Salah satu suara yang mencuri perhatian datang dari pegiat seni dan budaya Situbondo, Alfebry Anggotro, atau lebih dikenal sebagai Mas Angga. Dalam wawancara terpisah, ia menyampaikan pentingnya menjadikan pendopo-pendopo di desa, kecamatan, dan kabupaten sebagai ruang hidup untuk literasi dan kreativitas.

“Pendopo jangan sampai teralienasi dari kegiatan komunitas. Teman-teman muda butuh ruang, butuh wadah, dan perlu sambutan dari pemangku kebijakan agar bisa berkembang,” ujarnya.

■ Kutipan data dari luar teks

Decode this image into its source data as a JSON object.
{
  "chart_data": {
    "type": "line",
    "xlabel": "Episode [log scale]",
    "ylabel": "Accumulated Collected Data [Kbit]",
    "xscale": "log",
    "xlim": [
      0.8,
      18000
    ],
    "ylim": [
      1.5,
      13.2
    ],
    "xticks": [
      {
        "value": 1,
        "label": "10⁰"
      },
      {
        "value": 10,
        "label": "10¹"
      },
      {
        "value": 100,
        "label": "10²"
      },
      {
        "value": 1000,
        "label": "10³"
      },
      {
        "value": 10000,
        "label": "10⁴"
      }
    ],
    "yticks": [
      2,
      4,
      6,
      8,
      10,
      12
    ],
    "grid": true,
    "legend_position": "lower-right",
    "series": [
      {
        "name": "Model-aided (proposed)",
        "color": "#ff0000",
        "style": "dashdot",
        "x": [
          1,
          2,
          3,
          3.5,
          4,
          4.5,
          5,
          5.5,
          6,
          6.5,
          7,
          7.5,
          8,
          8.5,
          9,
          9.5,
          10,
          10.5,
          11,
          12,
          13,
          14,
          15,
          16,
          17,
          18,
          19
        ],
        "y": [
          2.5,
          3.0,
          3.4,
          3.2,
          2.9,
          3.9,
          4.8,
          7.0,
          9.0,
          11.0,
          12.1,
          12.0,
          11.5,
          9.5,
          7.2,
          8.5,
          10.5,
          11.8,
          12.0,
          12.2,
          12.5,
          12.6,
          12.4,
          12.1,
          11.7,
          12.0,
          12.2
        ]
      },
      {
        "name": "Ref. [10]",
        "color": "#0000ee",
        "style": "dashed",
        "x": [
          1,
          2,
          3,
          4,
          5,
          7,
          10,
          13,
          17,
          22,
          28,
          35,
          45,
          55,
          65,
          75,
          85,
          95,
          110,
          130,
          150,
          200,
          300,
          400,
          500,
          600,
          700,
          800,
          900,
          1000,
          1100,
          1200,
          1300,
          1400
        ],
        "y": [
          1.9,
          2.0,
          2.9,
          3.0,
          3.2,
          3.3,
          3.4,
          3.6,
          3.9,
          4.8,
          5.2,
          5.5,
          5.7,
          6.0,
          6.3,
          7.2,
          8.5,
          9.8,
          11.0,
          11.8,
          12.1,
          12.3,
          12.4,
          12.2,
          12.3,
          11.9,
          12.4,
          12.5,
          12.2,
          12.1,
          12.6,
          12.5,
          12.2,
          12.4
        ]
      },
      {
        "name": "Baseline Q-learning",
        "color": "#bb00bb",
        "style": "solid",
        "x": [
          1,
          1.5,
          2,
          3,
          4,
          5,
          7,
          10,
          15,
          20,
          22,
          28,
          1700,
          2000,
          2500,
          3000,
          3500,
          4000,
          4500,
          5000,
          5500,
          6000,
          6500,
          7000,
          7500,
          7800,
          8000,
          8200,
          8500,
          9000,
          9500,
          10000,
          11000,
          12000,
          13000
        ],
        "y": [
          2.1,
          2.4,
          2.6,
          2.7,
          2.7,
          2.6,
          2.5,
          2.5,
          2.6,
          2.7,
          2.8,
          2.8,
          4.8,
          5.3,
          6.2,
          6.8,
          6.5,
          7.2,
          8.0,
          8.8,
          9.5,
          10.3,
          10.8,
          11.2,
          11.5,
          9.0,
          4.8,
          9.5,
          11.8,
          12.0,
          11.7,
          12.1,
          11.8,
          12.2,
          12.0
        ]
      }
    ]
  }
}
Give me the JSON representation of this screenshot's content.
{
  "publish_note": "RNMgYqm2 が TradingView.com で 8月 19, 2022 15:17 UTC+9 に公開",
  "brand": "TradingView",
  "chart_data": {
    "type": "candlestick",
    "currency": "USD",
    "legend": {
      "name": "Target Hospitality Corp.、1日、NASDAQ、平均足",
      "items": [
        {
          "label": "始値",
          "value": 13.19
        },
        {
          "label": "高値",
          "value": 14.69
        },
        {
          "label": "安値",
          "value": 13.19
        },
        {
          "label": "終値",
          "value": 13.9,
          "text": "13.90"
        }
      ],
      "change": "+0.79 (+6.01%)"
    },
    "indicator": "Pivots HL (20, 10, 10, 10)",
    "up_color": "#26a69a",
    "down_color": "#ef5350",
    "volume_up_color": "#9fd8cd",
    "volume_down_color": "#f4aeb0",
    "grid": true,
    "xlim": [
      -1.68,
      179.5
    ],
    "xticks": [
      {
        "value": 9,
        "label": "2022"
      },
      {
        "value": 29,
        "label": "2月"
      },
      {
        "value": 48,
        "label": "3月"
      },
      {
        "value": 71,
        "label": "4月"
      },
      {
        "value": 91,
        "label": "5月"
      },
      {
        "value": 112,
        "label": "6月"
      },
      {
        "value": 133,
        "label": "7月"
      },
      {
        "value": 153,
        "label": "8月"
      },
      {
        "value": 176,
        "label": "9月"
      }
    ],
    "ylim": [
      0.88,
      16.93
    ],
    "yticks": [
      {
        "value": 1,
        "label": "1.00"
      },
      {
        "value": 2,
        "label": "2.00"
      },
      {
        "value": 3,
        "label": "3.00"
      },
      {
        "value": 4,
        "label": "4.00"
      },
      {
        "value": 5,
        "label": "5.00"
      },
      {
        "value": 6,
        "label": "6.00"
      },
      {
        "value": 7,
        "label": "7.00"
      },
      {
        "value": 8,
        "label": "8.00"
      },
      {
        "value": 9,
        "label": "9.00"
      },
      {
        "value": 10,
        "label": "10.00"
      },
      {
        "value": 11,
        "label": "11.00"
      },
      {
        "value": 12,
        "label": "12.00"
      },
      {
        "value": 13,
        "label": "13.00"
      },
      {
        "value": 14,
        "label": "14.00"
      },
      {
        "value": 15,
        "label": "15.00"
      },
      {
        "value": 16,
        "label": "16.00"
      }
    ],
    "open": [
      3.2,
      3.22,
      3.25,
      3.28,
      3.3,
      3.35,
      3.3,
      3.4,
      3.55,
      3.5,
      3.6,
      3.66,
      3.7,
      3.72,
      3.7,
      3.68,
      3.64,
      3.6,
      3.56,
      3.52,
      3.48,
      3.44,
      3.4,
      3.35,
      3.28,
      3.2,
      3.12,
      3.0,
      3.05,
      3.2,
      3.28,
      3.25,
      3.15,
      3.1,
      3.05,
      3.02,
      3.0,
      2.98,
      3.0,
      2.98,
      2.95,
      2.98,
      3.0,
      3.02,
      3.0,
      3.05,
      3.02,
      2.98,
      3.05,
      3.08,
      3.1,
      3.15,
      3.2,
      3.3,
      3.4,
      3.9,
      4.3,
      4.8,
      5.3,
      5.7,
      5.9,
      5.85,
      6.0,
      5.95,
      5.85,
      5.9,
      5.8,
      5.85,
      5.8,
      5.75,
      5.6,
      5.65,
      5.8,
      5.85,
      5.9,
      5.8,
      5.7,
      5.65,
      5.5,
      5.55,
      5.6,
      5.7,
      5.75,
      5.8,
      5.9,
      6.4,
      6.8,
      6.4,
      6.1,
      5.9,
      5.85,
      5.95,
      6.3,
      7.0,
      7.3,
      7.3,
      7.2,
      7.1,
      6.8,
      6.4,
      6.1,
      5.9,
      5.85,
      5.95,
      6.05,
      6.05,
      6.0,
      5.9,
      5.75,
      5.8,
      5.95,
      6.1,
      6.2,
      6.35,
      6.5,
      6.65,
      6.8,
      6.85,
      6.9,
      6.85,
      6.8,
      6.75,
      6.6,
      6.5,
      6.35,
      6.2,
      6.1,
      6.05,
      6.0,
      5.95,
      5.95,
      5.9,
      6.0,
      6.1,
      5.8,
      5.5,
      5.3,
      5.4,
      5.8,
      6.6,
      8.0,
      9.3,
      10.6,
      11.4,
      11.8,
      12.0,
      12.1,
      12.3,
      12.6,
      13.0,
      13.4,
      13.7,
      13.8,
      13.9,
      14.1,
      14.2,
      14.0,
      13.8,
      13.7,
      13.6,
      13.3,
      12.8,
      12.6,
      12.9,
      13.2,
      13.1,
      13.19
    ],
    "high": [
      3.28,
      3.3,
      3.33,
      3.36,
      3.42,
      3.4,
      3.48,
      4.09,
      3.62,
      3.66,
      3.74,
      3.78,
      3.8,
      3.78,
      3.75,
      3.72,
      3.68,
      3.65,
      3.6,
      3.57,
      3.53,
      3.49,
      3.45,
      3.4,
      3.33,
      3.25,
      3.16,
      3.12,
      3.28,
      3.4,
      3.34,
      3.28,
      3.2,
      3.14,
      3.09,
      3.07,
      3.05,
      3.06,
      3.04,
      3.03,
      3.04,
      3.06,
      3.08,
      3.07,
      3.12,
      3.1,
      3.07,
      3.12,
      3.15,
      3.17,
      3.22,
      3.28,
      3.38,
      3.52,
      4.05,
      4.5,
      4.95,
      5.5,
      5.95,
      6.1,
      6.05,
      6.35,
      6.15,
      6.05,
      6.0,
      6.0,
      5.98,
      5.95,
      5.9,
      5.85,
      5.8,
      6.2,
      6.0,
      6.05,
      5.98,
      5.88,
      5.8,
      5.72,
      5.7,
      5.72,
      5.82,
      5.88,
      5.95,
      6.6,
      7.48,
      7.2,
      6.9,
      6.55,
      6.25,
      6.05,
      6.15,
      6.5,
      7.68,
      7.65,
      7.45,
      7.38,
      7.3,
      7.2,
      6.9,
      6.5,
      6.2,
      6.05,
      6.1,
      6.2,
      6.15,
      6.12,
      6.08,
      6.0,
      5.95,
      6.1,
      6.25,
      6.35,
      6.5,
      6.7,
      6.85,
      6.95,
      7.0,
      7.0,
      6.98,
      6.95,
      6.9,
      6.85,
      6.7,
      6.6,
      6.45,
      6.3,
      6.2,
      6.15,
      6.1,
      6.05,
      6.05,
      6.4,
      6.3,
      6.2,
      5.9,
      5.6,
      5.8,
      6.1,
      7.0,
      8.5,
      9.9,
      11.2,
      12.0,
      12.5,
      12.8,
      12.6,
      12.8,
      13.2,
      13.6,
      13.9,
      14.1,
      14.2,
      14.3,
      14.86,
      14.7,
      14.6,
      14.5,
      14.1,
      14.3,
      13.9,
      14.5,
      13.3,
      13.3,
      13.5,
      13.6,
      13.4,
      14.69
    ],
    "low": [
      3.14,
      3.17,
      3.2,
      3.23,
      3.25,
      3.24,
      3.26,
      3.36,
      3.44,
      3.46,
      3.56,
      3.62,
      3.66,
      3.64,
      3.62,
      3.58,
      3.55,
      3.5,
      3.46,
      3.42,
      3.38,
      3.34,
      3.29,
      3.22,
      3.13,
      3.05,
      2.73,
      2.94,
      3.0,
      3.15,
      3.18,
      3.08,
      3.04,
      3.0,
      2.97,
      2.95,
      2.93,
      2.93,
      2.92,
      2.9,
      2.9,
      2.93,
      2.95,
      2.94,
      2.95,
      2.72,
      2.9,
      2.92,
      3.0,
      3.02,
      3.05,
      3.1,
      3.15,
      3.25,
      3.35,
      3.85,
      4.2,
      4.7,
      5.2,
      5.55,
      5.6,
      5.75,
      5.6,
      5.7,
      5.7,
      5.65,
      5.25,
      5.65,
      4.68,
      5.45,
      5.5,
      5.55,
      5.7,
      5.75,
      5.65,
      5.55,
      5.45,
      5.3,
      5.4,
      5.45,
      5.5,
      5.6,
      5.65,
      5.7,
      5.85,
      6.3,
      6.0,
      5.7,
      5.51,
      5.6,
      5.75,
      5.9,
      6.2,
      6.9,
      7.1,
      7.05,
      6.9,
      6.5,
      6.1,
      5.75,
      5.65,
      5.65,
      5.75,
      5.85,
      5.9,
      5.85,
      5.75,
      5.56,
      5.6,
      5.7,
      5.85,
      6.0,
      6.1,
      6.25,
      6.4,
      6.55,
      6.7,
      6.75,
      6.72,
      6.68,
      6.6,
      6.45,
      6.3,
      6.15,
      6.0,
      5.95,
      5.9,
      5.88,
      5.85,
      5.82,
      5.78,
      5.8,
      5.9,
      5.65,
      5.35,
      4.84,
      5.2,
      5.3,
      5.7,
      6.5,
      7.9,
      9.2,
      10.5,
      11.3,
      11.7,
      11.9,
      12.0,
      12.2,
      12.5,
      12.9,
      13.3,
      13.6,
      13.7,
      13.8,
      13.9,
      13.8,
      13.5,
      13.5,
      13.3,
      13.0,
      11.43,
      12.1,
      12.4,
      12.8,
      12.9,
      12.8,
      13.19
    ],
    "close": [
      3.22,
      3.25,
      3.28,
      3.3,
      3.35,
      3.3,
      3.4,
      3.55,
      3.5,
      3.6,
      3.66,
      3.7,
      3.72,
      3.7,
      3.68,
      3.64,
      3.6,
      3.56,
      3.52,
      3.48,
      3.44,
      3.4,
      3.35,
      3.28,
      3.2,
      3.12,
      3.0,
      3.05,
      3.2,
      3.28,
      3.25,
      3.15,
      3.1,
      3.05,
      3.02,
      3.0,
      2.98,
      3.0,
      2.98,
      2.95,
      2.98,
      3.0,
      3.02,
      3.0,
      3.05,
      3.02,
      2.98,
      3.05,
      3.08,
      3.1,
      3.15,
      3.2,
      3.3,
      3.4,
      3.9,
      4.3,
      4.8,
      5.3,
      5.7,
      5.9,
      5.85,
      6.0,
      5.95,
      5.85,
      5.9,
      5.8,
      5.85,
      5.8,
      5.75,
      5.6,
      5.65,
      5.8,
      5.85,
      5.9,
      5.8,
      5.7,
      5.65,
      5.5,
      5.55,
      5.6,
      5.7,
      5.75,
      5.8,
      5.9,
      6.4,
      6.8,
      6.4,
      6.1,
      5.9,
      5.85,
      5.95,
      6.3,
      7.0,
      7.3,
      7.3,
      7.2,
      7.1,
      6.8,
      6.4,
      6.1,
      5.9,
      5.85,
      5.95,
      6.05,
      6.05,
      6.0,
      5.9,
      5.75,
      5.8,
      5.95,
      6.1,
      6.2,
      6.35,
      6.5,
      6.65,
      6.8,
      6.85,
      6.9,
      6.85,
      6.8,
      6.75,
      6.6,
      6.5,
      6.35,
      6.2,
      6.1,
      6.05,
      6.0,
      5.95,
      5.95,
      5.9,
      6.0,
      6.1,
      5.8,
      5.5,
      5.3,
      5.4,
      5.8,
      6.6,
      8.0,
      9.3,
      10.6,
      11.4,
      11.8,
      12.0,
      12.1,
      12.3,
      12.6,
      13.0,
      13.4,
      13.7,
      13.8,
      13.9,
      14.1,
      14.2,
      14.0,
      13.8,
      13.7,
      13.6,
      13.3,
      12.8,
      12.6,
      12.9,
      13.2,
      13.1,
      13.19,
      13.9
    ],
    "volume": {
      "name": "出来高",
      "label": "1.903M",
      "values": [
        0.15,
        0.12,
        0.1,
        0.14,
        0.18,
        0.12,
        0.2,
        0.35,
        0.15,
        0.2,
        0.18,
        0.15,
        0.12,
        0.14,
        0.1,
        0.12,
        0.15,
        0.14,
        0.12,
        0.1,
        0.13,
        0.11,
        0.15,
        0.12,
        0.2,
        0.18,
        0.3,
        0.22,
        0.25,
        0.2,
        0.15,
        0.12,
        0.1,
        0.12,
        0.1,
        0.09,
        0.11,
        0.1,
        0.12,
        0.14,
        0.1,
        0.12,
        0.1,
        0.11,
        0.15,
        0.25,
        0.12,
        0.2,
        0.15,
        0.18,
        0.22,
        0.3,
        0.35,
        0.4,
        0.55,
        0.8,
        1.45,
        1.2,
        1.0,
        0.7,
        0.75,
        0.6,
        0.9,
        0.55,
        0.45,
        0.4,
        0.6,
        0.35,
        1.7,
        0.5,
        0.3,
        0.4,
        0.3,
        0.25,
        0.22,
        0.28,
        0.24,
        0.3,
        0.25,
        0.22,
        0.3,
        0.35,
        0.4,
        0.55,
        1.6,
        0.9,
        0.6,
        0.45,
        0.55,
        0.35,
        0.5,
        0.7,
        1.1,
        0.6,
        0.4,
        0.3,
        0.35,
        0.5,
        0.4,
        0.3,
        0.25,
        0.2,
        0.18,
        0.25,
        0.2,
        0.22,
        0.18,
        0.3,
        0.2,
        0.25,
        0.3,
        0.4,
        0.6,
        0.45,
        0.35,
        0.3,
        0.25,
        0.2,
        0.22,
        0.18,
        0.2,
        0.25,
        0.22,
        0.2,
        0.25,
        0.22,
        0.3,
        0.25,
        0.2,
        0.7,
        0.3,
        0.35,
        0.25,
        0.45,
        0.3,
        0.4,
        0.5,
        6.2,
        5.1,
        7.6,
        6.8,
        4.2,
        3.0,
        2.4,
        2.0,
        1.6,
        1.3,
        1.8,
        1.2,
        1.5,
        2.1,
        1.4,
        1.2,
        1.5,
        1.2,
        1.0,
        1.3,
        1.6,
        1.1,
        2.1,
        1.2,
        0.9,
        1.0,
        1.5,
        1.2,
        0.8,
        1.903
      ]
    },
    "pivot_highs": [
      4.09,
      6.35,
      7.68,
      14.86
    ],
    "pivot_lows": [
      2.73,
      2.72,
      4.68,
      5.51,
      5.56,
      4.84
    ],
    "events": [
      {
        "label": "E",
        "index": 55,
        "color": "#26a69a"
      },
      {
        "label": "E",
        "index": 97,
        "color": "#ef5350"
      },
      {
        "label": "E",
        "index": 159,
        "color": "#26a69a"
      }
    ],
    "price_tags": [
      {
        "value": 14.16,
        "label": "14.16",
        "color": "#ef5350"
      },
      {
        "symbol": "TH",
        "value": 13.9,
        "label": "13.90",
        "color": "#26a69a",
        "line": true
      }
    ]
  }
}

Mas Angga juga menekankan pentingnya sinergi lintas sektor. “Sudah saatnya kita menyengkuyung bareng-bareng, menciptakan vibe positif dan menyatukan energi. Situbondo Naik Kelas itu bukan slogan, tapi kerja bersama,” tambahnya penuh semangat.

Rangkaian kegiatan Ngaji Literasi ini diakhiri dengan pembacaan doa bersama, serta seruan kolektif dari seluruh peserta untuk menjadikan fiqih kebersamaan sebagai paradigma berpikir dan bertindak dalam membangun Situbondo yang lebih inklusif, harmonis, dan berkeadaban.

Dengan menghadirkan pemikiran Islam yang moderat dan menjembatani berbagai kelompok, Ngaji Literasi bukan sekadar forum diskusi, melainkan gerakan spiritual dan intelektual yang menawarkan harapan baru bagi Situbondo. Sebuah upaya konkret untuk membangun kota santri ini bukan hanya dari aspek fisik, tapi juga dari akar nilai dan budaya. Karena memang, sebagaimana temanya: Situbondo Tak Bisa Dibangun Sendiri.